O fármaco está aprovado para adultos e estabelece um limite de idade mínima para o uso pediátrico: ge 6 meses para náuseas e vómitos induzidos por quimioterapia (CINV) e ge 1 mês para náuseas e vómitos pós-operatórios (PONV). O uso durante a gravidez e o aleitamento é apenas recomendado após uma ponderação clínica cuidadosa, conforme documentado nas diretrizes regulamentares.

O que devo saber sobre interações com outros medicamentos?

Interações com outros medicamentos e produtos

Os documentos regulamentares oficiais definem interações específicas e clinicamente significativas para o Onfran. Estas interações exigem uma consideração cuidadosa e monitorização durante a utilização concomitante.


Principais Medicamentos e Categorias de Interação

Domínio de Interação Exemplos de Produtos/Categorias de Interação Restrição Relacionada com a Interação
Risco Cardiovascular Apomorfina, outros fármacos que prolongam o intervalo QT Contraindicado com apomorfina. Utilizar com precaução com outros agentes que prolongam o intervalo QT.
Risco Neuropsiquiátrico Inibidores Seletivos da Recaptação da Serotonina (ISRS), Tramadol, Lítio Risco aumentado de Síndrome Serotoninérgica.
Efeitos Farmacocinéticos Indutores Potentes do CYP3A4 (ex.: Fenitoína, Rifampicina) Pode levar à diminuição dos níveis sanguíneos de Onfran, reduzindo potencialmente a sua eficácia.

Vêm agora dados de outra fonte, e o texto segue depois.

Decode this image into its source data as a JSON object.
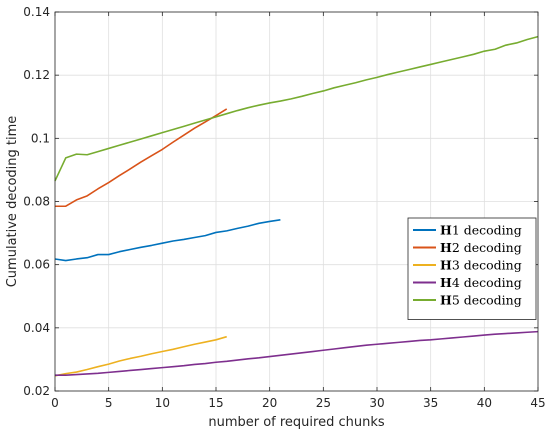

Notas de Segurança e Procedimento

A utilização concomitante de Onfran e apomorfina é estritamente proibida devido ao risco de hipotensão grave e perda de consciência. A combinação de Onfran com medicamentos serotoninérgicos requer monitorização quanto a sintomas indicativos de Síndrome Serotoninérgica. Recomenda-se precaução em doentes a tomar medicamentos conhecidos por prolongar o intervalo QT, devido ao risco aditivo de uma perturbação grave do ritmo cardíaco. Além disso, doentes com síndrome congénita de QT longo devem evitar a utilização deste produto. Quando utilizado com indutores fortes do enzima CYP3A4, a exposição ao Onfran é significativamente reduzida.

Mecanismo de ação

Bloqueio Seletivo do Recetor 5-HT3

O Onfran (Ondansetrom) atua como um antagonista seletivo do recetor de serotonina 5-HT3 (5-HT3 R), um alvo molecular fundamental na via da emese (vómito). Ao ocupar este recetor, o medicamento impede que o neurotransmissor natural, a serotonina (5-HT), desencadeie o impulso nervoso. Este antagonismo bloqueia funcionalmente o canal iónico, suprimindo o sinal molecular inicial que impulsiona a cascata da emese.

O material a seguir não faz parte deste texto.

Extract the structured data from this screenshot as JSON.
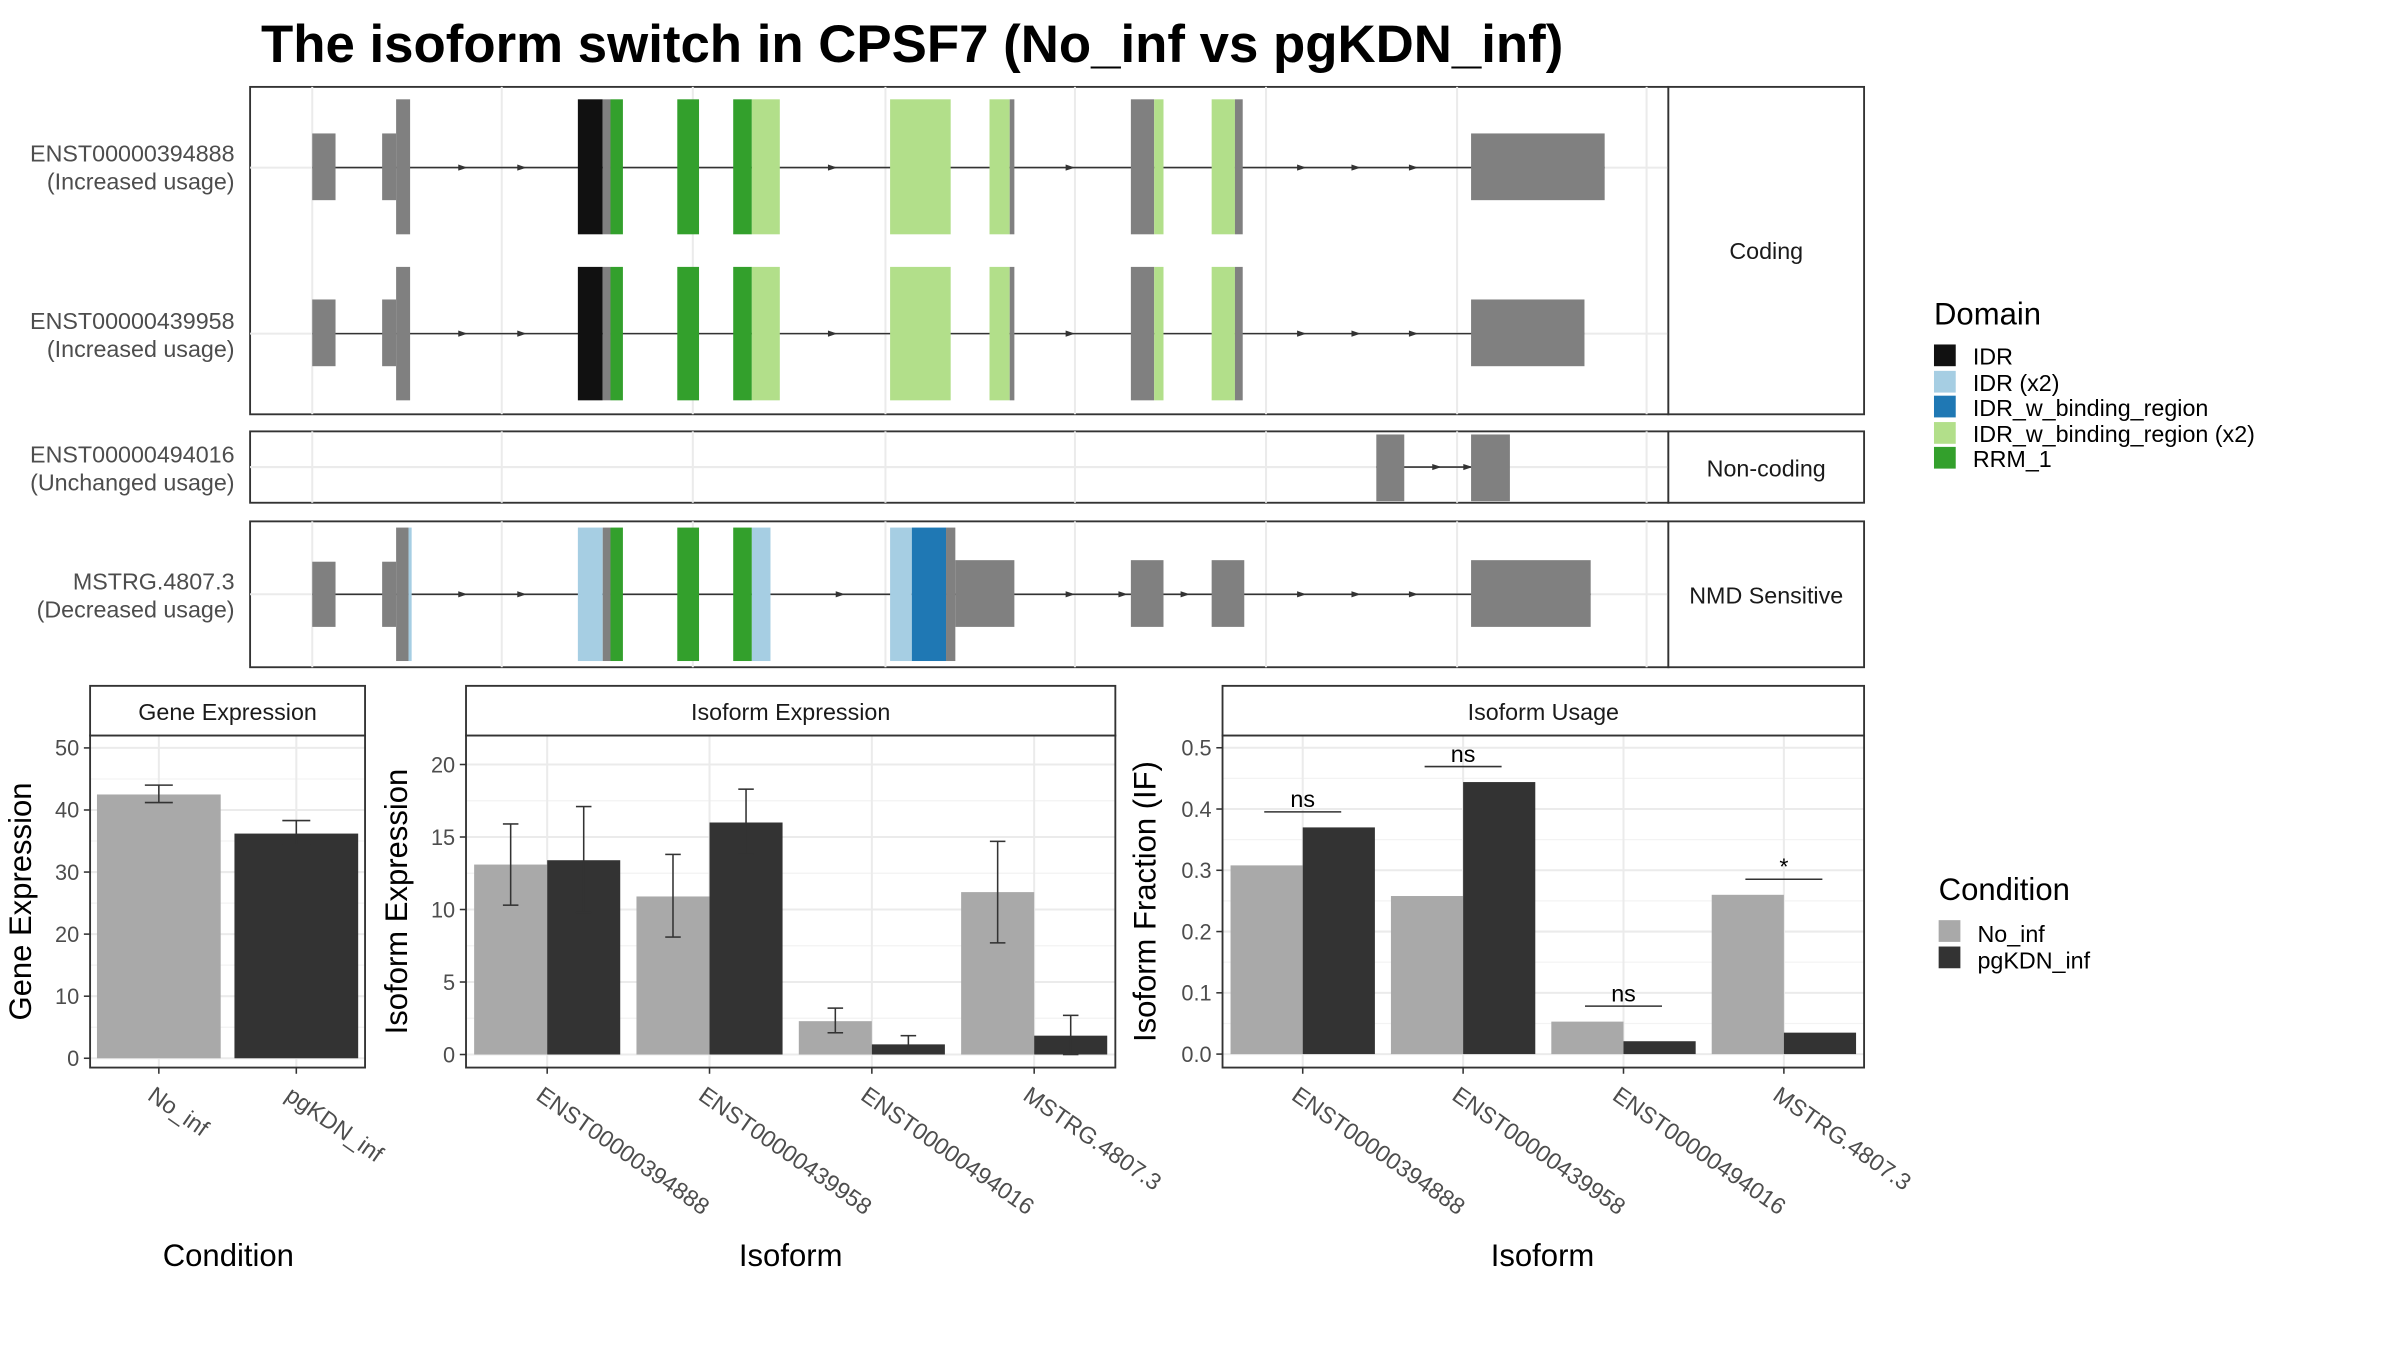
{
  "title": "The isoform switch in CPSF7 (No_inf vs pgKDN_inf)",
  "colors": {
    "no_inf": "#a9a9a9",
    "pgkdn_inf": "#333333",
    "exon": "#808080",
    "IDR": "#111111",
    "IDR_x2": "#a6cee3",
    "IDR_w_binding_region": "#1f78b4",
    "IDR_w_binding_region_x2": "#b2df8a",
    "RRM_1": "#33a02c"
  },
  "structure": {
    "facets": [
      {
        "label": "Coding",
        "transcripts": [
          {
            "id": "ENST00000394888",
            "usage": "(Increased usage)"
          },
          {
            "id": "ENST00000439958",
            "usage": "(Increased usage)"
          }
        ]
      },
      {
        "label": "Non-coding",
        "transcripts": [
          {
            "id": "ENST00000494016",
            "usage": "(Unchanged usage)"
          }
        ]
      },
      {
        "label": "NMD Sensitive",
        "transcripts": [
          {
            "id": "MSTRG.4807.3",
            "usage": "(Decreased usage)"
          }
        ]
      }
    ]
  },
  "domain_legend": {
    "title": "Domain",
    "items": [
      {
        "label": "IDR",
        "color": "#111111"
      },
      {
        "label": "IDR (x2)",
        "color": "#a6cee3"
      },
      {
        "label": "IDR_w_binding_region",
        "color": "#1f78b4"
      },
      {
        "label": "IDR_w_binding_region (x2)",
        "color": "#b2df8a"
      },
      {
        "label": "RRM_1",
        "color": "#33a02c"
      }
    ]
  },
  "condition_legend": {
    "title": "Condition",
    "items": [
      {
        "label": "No_inf",
        "color": "#a9a9a9"
      },
      {
        "label": "pgKDN_inf",
        "color": "#333333"
      }
    ]
  },
  "chart_data": [
    {
      "type": "bar",
      "title": "Gene Expression",
      "xlabel": "Condition",
      "ylabel": "Gene Expression",
      "categories": [
        "No_inf",
        "pgKDN_inf"
      ],
      "values": [
        42.5,
        36.2
      ],
      "errors": [
        [
          41.2,
          44.0
        ],
        [
          34.4,
          38.3
        ]
      ],
      "ylim": [
        -1.5,
        52
      ],
      "yticks": [
        0,
        10,
        20,
        30,
        40,
        50
      ],
      "grid": true
    },
    {
      "type": "bar",
      "title": "Isoform Expression",
      "xlabel": "Isoform",
      "ylabel": "Isoform Expression",
      "categories": [
        "ENST00000394888",
        "ENST00000439958",
        "ENST00000494016",
        "MSTRG.4807.3"
      ],
      "series": [
        {
          "name": "No_inf",
          "values": [
            13.1,
            10.9,
            2.3,
            11.2
          ],
          "errors": [
            [
              10.3,
              15.9
            ],
            [
              8.1,
              13.8
            ],
            [
              1.5,
              3.2
            ],
            [
              7.7,
              14.7
            ]
          ]
        },
        {
          "name": "pgKDN_inf",
          "values": [
            13.4,
            16.0,
            0.7,
            1.3
          ],
          "errors": [
            [
              9.8,
              17.1
            ],
            [
              13.8,
              18.3
            ],
            [
              0.2,
              1.3
            ],
            [
              0.0,
              2.7
            ]
          ]
        }
      ],
      "ylim": [
        -0.9,
        22
      ],
      "yticks": [
        0,
        5,
        10,
        15,
        20
      ],
      "grid": true
    },
    {
      "type": "bar",
      "title": "Isoform Usage",
      "xlabel": "Isoform",
      "ylabel": "Isoform Fraction (IF)",
      "categories": [
        "ENST00000394888",
        "ENST00000439958",
        "ENST00000494016",
        "MSTRG.4807.3"
      ],
      "series": [
        {
          "name": "No_inf",
          "values": [
            0.308,
            0.258,
            0.053,
            0.26
          ]
        },
        {
          "name": "pgKDN_inf",
          "values": [
            0.37,
            0.444,
            0.021,
            0.035
          ]
        }
      ],
      "significance": [
        "ns",
        "ns",
        "ns",
        "*"
      ],
      "ylim": [
        -0.022,
        0.52
      ],
      "yticks": [
        0.0,
        0.1,
        0.2,
        0.3,
        0.4,
        0.5
      ],
      "grid": true
    }
  ]
}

Interrupção Dupla do Sinal Emético

O mecanismo envolve uma ação em dois locais geograficamente distintos: perifericamente, nas terminações nervosas aferentes do vago no trato gastrointestinal, e centralmente, dentro da Zona Gatilho Quimiorecetora (ZGQ) no tronco cerebral. Este bloqueio de duplo local intercetiva os sinais provenientes tanto do trato gastrointestinal como da circulação sanguínea, impedindo que os dois principais estímulos cheguem ao Centro do Vómito. O resultado fisiológico é a inibição funcional da rede neural que rege o reflexo emético.


Seletividade e Restrições da Via

O mecanismo de ação está intrinsecamente ligado a estados fisiológicos onde a serotonina é o mediador agudo dominante. O Onfran foi concebido para modular estas vias específicas impulsionadas pela 5-HT, o que difere de sistemas regulados principalmente por outros mediadores, como a histamina ou a dopamina. Esta elevada especificidade significa que o mecanismo apresenta restrições funcionais em cenários onde outras vias são os principais motores do processo.

Informações sobre dosagem e administração

Como o Onfran (Ondansetrom) é Utilizado: Dosagem e Administração Oficial

Esta secção detalha as vias, dosagens e instruções de administração oficialmente aprovadas para o ondansetrom, baseadas nas normas estabelecidas para a sua utilização clínica. A dosagem e a administração devem seguir estritamente as instruções documentadas pelas autoridades de saúde para garantir a eficácia pretendida.


Vias de Administração e Formas Farmacêuticas Aprovadas

O ondansetrom está aprovado para administração através de múltiplas vias, incluindo formas orais e parentéricas.

Via de Administração Formas Farmacêuticas Aprovadas
Oral (PO) Comprimidos (ex: 4 mg, 8 mg), Comprimidos Orodispersíveis (ODT), Solução Oral
Intravenosa (IV) Solução Injetável (ex: 2 mg/mL)
Intramuscular (IM) Solução Injetável (para utilização em dose única no adulto)

Esquemas Posológicos Padrão e Cronologia

A dosagem é padronizada e depende do evento que desencadeia as náuseas. O medicamento é utilizado primordialmente como profilaxia (prevenção) e deve ser administrado antes do procedimento agendado.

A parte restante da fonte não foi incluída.